Property income is defined in income tax legislation as income from rent or other receipts from estates and any interest or rights in or over land in the United Kingdom. Because it is already subject to Scottish income tax as a sub-category of non-savings, non-dividend income, the proposed change does not affect the overall Scottish income tax base. The proposal, instead, is to give Scotland a similar flexibility to the one that is being taken in England from 27 April. Under the proposals, whatever Scottish rates and bands of income tax are in place would continue to apply to income from property, but when making a Scottish rate resolution, the Scottish ministers would be able to include separate rates of income tax for income from property for Scottish taxpayers.

It is worth noting that, if the UK Government proceeds as planned and increases income tax on property income from April 2027, it will have a detrimental impact on the Scottish budget. Calculations made by His Majesty’s Revenue and Customs suggest that the changes would mean an increase to the block grant adjustment of around £42 million in 2027-28 and around £31 million subsequently.
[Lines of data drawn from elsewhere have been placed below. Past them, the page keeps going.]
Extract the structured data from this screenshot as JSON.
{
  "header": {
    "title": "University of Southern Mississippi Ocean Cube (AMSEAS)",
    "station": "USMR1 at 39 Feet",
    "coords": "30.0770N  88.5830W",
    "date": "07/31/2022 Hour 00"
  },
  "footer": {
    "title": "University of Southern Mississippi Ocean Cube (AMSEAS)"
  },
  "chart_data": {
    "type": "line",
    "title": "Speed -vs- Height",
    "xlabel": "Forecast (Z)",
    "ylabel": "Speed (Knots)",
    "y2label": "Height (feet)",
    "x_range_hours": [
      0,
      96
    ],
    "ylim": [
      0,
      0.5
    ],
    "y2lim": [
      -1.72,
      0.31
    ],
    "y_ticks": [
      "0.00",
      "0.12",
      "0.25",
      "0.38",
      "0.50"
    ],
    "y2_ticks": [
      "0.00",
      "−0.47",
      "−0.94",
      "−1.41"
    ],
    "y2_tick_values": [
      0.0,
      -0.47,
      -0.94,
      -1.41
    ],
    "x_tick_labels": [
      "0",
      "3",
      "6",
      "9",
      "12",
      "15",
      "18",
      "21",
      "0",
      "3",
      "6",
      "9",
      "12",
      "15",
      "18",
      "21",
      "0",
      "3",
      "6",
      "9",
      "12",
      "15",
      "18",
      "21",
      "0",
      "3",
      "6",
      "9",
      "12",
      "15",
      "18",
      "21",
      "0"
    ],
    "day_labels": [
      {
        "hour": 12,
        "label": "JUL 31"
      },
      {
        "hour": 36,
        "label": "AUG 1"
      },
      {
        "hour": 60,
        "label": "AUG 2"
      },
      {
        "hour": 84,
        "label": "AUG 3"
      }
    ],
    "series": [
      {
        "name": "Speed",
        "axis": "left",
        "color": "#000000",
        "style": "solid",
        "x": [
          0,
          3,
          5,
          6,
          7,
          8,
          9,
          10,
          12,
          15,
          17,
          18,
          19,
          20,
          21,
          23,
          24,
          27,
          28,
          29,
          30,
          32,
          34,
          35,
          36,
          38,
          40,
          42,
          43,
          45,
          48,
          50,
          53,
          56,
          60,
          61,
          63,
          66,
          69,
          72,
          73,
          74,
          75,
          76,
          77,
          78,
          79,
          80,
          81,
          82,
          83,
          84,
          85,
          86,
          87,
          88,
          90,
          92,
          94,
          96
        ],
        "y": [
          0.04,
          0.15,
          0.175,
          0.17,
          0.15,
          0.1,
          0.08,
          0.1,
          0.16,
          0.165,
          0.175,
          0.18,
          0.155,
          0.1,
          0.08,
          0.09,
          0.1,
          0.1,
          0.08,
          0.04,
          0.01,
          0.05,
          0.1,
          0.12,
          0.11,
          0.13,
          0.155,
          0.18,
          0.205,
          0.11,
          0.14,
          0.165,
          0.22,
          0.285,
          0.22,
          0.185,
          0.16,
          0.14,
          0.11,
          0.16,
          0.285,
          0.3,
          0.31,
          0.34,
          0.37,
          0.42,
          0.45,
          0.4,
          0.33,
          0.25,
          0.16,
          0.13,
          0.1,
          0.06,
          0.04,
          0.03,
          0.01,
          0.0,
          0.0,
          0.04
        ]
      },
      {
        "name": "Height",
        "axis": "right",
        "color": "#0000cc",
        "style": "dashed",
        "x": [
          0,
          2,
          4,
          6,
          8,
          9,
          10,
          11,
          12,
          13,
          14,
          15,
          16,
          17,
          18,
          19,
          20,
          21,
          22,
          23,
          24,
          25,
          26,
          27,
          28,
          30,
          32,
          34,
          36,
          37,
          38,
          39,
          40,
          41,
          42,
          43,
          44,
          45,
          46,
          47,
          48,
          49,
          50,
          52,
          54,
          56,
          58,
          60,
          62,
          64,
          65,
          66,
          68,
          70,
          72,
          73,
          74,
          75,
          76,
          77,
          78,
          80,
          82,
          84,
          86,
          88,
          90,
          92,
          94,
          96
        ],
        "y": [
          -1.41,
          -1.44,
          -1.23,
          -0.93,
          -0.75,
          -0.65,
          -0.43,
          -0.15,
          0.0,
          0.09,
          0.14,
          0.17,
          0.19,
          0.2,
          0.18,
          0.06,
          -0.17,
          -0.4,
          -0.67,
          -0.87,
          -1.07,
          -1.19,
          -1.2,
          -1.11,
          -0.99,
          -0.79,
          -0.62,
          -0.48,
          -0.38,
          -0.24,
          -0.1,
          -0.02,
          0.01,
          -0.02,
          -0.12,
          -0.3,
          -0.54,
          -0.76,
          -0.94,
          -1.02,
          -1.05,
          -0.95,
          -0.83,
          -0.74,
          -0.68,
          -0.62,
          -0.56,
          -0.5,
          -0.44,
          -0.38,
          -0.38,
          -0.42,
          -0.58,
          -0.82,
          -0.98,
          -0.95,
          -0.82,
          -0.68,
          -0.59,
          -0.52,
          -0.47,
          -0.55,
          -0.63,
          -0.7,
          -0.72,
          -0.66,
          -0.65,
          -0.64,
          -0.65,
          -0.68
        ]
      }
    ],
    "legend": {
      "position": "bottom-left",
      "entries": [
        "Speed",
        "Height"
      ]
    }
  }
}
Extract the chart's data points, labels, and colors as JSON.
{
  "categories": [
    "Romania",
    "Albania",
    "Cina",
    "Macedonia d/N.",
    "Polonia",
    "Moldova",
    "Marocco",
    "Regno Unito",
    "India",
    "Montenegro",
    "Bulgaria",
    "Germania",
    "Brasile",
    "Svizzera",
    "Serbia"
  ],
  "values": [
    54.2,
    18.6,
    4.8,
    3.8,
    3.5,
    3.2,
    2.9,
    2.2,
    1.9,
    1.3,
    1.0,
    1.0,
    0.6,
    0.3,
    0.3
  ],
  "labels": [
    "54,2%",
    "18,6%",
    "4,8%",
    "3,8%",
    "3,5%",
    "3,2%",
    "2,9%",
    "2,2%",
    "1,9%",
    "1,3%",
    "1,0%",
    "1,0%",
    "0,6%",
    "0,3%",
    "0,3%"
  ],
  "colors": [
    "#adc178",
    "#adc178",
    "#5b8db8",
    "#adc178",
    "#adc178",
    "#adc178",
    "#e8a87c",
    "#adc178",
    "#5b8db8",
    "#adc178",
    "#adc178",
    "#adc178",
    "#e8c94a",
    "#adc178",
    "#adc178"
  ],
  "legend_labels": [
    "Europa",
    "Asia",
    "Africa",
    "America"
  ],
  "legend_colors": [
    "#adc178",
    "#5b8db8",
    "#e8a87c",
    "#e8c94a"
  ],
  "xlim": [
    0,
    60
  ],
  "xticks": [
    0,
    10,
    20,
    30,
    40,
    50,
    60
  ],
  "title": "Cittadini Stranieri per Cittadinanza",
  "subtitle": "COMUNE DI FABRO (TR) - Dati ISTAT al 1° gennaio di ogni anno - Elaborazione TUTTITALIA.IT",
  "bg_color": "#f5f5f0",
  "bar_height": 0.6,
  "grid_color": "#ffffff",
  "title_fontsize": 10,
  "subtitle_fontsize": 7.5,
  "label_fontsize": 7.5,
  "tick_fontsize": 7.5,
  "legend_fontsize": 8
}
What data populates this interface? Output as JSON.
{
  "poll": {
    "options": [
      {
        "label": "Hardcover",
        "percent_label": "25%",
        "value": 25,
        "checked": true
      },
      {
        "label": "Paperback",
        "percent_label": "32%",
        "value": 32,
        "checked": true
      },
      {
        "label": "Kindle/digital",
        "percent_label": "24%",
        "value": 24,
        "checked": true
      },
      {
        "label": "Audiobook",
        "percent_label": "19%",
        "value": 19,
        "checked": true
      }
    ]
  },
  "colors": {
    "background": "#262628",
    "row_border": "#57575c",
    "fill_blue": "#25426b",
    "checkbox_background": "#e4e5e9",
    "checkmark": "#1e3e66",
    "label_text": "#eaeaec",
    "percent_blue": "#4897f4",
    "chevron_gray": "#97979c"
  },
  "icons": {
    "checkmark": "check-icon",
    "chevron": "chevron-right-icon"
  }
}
That would mean an overall worsening of the income tax net position, and, as a result, there will be a financial pressure on a future Scottish Government to use the power in order to offset that impact.

Further work is needed, but our initial analysis suggests that, if Scotland were to follow suit and increase Scottish rates by 2 percentage points, up to £32.5 million could be raised in 2027-28. That would result in a worse net position for that year by about £10 million. With that in mind, in any future discussions on the fiscal framework, we will make the point strongly that there should be no detriment to the Scottish budget as a result of the UK Government’s decision to change income tax in this way.

The UK Government’s decision to increase rates in England will result in a block grant adjustment, whether or not we consent to the additional flexibility, so my view is that it is better that we have that flexibility. I do not come here today with a proposal for how the power should be used—that is for a future Government to decide—but I recommend that we agree to having the additional flexibility.

I note that there will be keen stakeholder interest in how a future Scottish Government might use the power. I expect there to be proper engagement and thorough consideration of the wider interactions and impacts before any such decision is taken.

Finance and Public Administration Committee [Draft]

Finance (No 2) Bill

Meeting date: 27 January 2026

Ivan McKee

The position is clear, although we need to consider the matter more deeply to understand why the figure will be £42 million in the first year before dropping to £31 million in subsequent years. We think that that is to do with the way in which self-assessment works and the timing issues in that regard, but we are engaging with HMRC to get more detail on that.

In principle, you are correct. Once things have settled down, our estimations and HMRC’s estimations are broadly similar. If we choose not to raise rates by a similar amount, there will be a cost in reduced revenue for the Scottish Government.